We say, the present tides don’t rise like this. For this sea travelled across like a range to them. The mountains sank beneath it. Then she finished them. They were drowned. While still there was no water, that is at the time when it disappeared, she picked up turtle and fish and took them up to the top of the hill at Nowulu The place is called Nowulu, it’s an island, that the place she climbed up to. Here she remained and dug for water right on the top. Then that one – the sea – was travelling and all the mainland was underneath it. That was the time it went back. That time it finished them; it drowned all those men. Only those who climbed right on top, over there, only those may be living. Then they returned this way. that was the sea that drowned all the men of that generation on the earth. Then (that time) they made themselves into turtle and fish and now those of that generation are living creatures in the sea. They were people first but they made themselves sea-creatures. The sea drowned them all.
(contributed by W.H. Douglas)
Long ago, in the Creation country across the sea to the west, some people saw these red-legged birds strutting along with their heads moving up and down.

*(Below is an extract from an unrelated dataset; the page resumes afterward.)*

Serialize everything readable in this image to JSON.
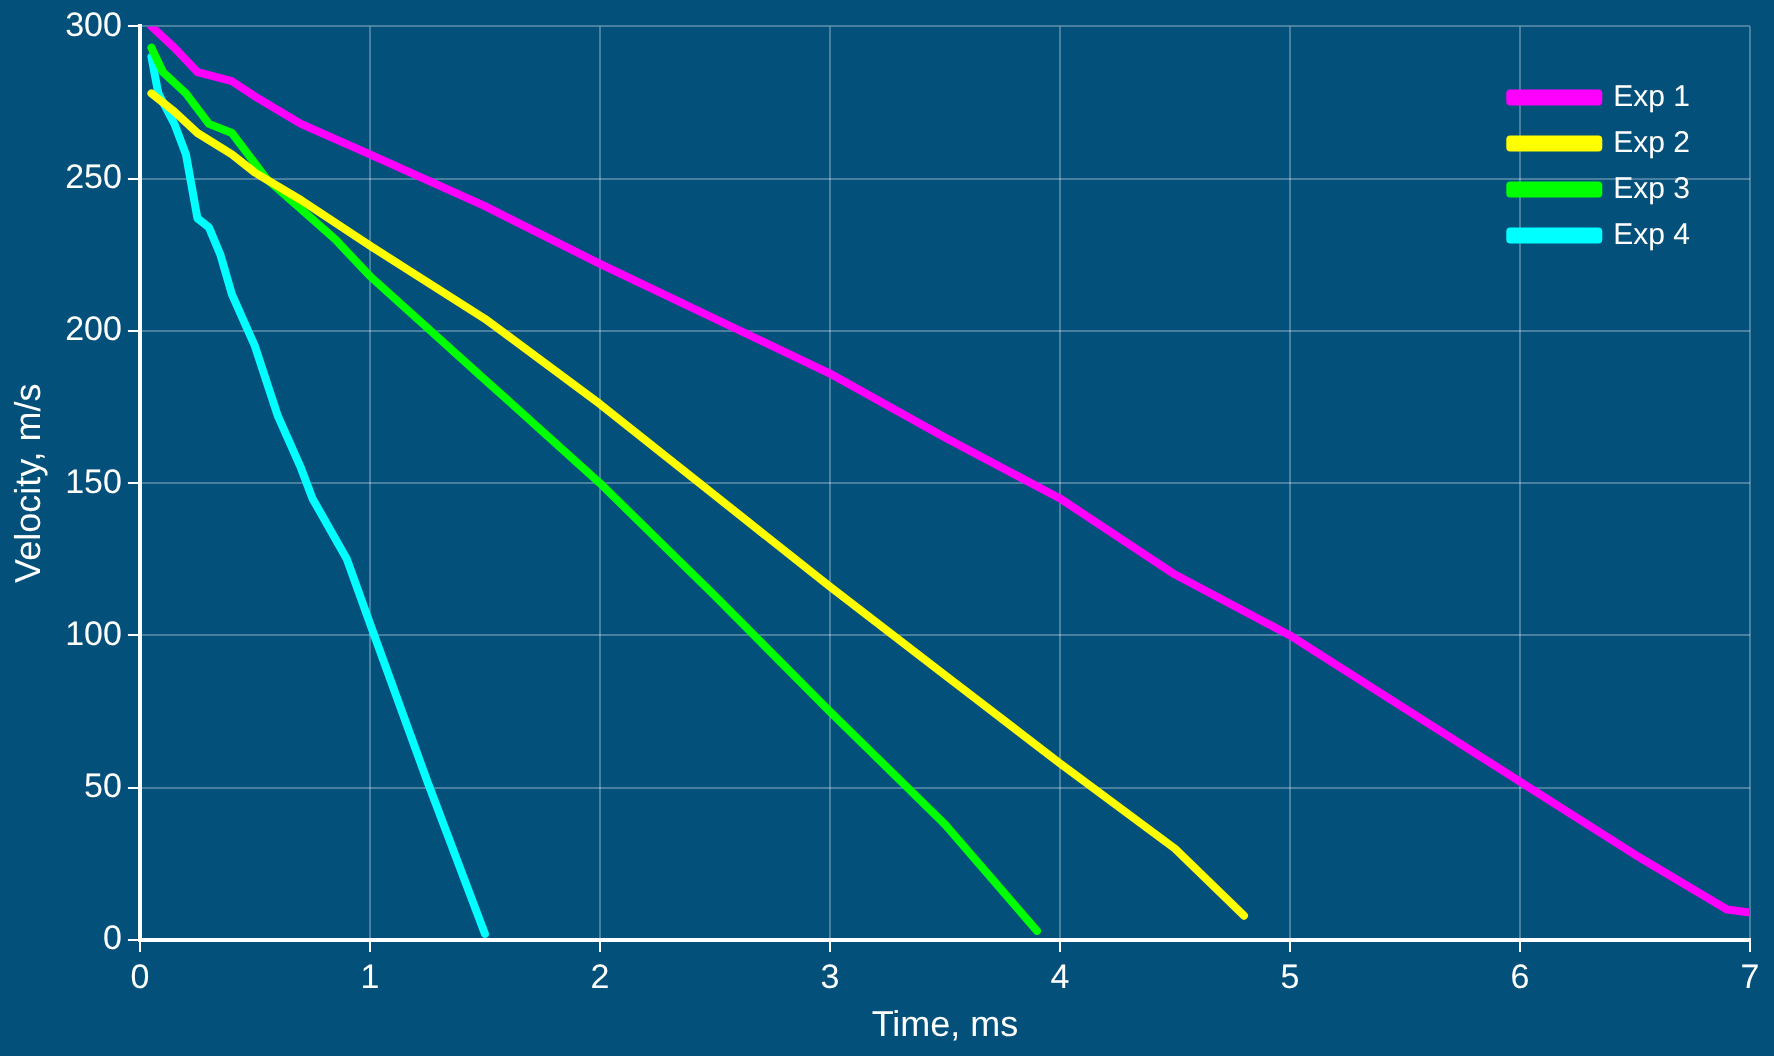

Whenever the people approached them they moved forward always keeping the same distance between themselves and their followers.
There were millions of these birds, and they were much taller than they are today. The men followed them to discover where they were all going. The birds walked east and eventually led the men to the coast of Australia. They stepped out of the sea where Fremantle is today, then turned north and walked up the coast. The men continued to follow them. When they reached the point just below where Port Hedland is now situated the great flood came.
The sky opened and the water poured down in a great deluge. Many people were drowned, but some were saved on mangrove boats. They paddled towards the ranges in Central Australia, the Mardudjara people (now camped at Jigalong) leading the way. They were the first people to take dogs to the centre of the continent.
At last they reached the MacDonnell Ranges, but then the receding waters turned to ice. By this time, another group of people had come into the north of Australia, so this southern group was trapped. At this stage, the ’Watt Kutiara’ the two gods’ came into action and began digging a way through the ranges, but this method proved too slow and the people would have perished before they could be freed. So, the Wati Kutjara blasted their way through, cleaving the ranges apart (as at Stanley Chasm) and so opened an escape route. The people surged forward with great relief and passed through the opening to salvation. However, they were faced with a great disappointment, for beyond the range there was only a great empty land.